Personal information
- Born: 2 February 2006 (age 20)

Fencing career
- Sport: Fencing
- Country: Egypt
- Weapon: Épée
- Hand: Right-handed

Medal record
Men's épée
Representing Egypt
World Championships
| Bronze medal – third place | 2026 Hong Kong | Team |
Junior World Championships
| Gold medal – first place | 2023 Plovdiv | Team |
| Gold medal – first place | 2026 Rio de Janeiro | Individual |
Mediterranean Games
| Silver medal – second place | 2026 Taranto | Individual |

= Youssef Shamel =

Egyptian fencer (born 2006)

Youssef Shamel (يوسف شامل) is an Egyptian right-handed épée fencer.

==Career==
In March 2026, Shamel competed at the 2026 NCAA fencing championships and won the national championship in the individual épée event.
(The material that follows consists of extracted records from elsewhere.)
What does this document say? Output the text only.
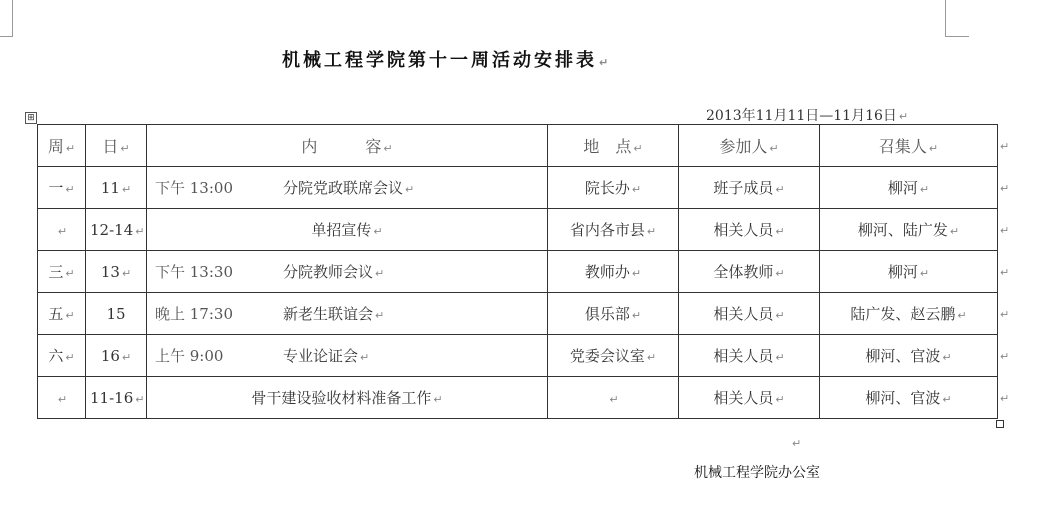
机械工程学院第十一周活动安排表 ↵
2013年11月11日—11月16日 ↵
⊞
周 ↵	日 ↵	内　　　容 ↵	地　点 ↵	参加人 ↵	召集人 ↵
一 ↵	11 ↵	下午 13:00 分院党政联席会议 ↵	院长办 ↵	班子成员 ↵	柳河 ↵
↵	12-14 ↵	单招宣传 ↵	省内各市县 ↵	相关人员 ↵	柳河、陆广发 ↵
三 ↵	13 ↵	下午 13:30 分院教师会议 ↵	教师办 ↵	全体教师 ↵	柳河 ↵
五 ↵	15	晚上 17:30 新老生联谊会 ↵	俱乐部 ↵	相关人员 ↵	陆广发、赵云鹏 ↵
六 ↵	16 ↵	上午 9:00 专业论证会 ↵	党委会议室 ↵	相关人员 ↵	柳河、官波 ↵
↵	11-16 ↵	骨干建设验收材料准备工作 ↵	↵	相关人员 ↵	柳河、官波 ↵
↵
↵
↵
↵
↵
↵
↵
↵
机械工程学院办公室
This was the first time that North Carolina won an individual national championship since John Friedberg in 1983. The next month he competed at the 2026 Junior and Cadet Fencing World Championships and won a gold medal in the individual épée event.

In July 2026, he competed at the 2026 World Fencing Championships and won a bronze medal in the team épée event. The next month he competed at the 2026 Mediterranean Games and won a silver medal in the individual épée event, losing to compatriot Mohamed El-Sayed in the final.